From the white limestone floor of NMC's main lobby, one can not only see into the open 300-seat performance hall above and across it -- its ceiling of hanging aluminum tubes arranged in wavy patterns is a striking scene -- but listen to live concerts staged on the second level. In fact, views into that theater are possible, and sounds from it audible, throughout many of the spaces in the eastern side, or museum portion, of the building, including its helical staircases, a small interior bridge opposite the theater, and dark galleries that feature end-grain oak floors and ceilings of black-painted aluminum grilles. (A moveable acoustic wall to close off the performance space when desired will be installed at a later date.)
"The artists we work with embrace this idea of performing in new and innovative spaces," says Andrew Mosker, president of NMC and the driving force behind the project, who developed the program for this building as it was being designed. To fine-tune the acoustics within the multilevel open space, AWA worked with Jaffe Holden on modulating one of the design's key features. Over 200,000 terra-cotta tiles, each 15 inches by 5¾ inches and clipped onto an aluminum frame, cover much of the building. Inside, platinum-colored tiles are spaced several inches apart in certain spots and backed with black acoustical insulation for sound absorption. (Sounds from interactive galleries and daily performances on a large theater organ from the silent movie era -- part of the institution's 2,000-piece collection of instruments, technology, and musical memorabilia -- also animate the building.) Outside, slate-colored tiles act as a rainscreen, with looser spacing at curves and in front of windows.
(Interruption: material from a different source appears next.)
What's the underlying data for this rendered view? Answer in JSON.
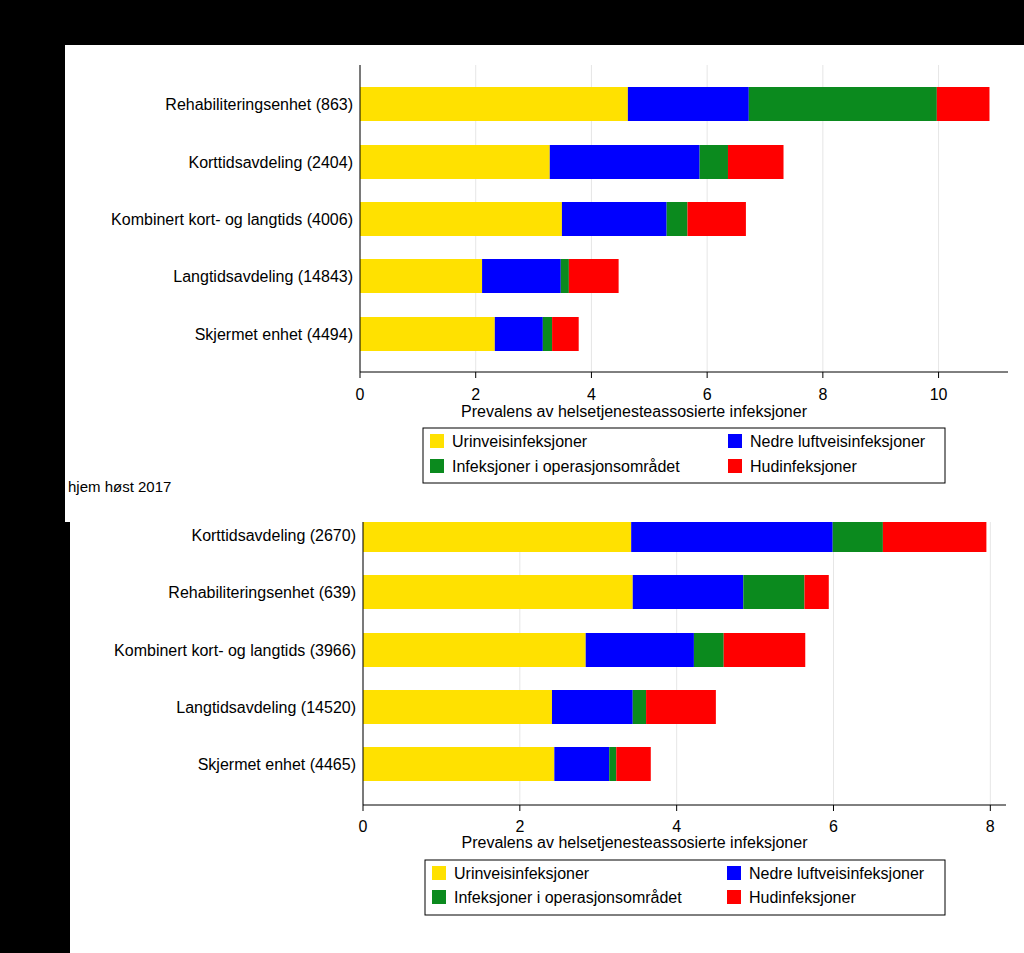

The only weak aspect of this strategy is where the gaps between tiles are too wide at eye level, exposing their unfinished edges and backing.
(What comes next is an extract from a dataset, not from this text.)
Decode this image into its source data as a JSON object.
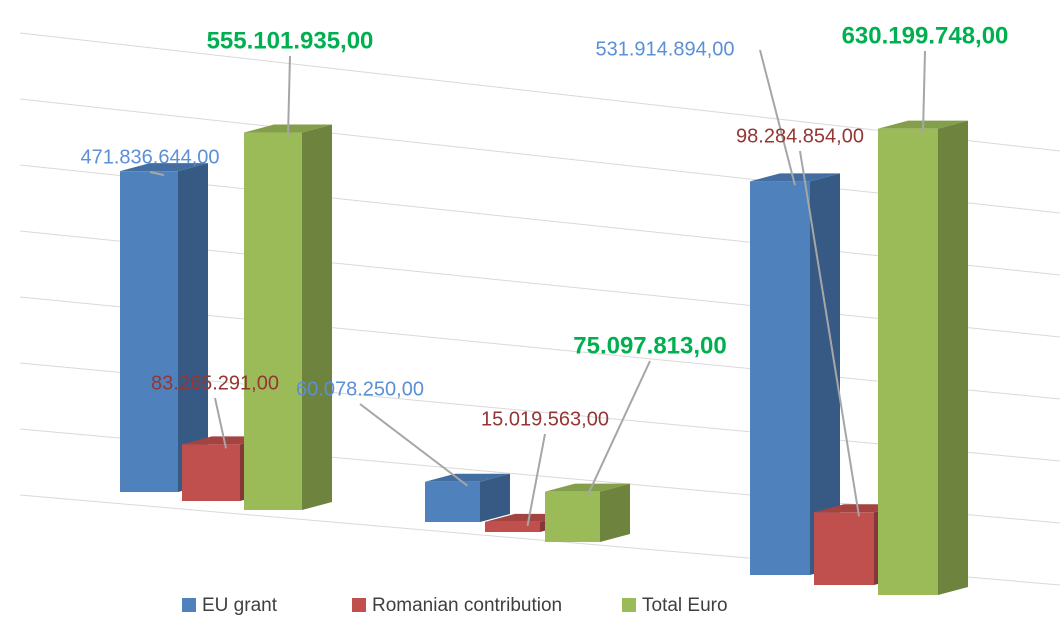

The tiles are similar to the ones AWA used to clad the Museum of Arts and Design in New York, but their color is closer to that of the dark brick used at Booker T. Washington High School. Here however, the iridescent glaze -- developed after much research and testing with the centuries-old Dutch ceramists Royal Tichelaar Makkum -- glisten in the changing light, both on the exterior, and the interior, dramatized by a large skylight above the rounded edge of the atrium that splashes daylight across the swooping walls.
Cloepfil counts Louis Kahn as a major influence on his work -- several of the master architect's former employees taught at the University of Oregon, where Cloepfil received his architecture degree -- and one can't help but be reminded of Kahn, especially his citadel at Dacca in Bangladesh, when walking through Studio Bell. AWA's new building attempts to amplify the spatial experience, bringing it to another level, with a rare quality that goes beyond any classical or parametric architectural reference. Cloepfil said that one of the best things about this project is that "we got to invent an institution," but he has done more than that. With this building, he has invented a new kind of space.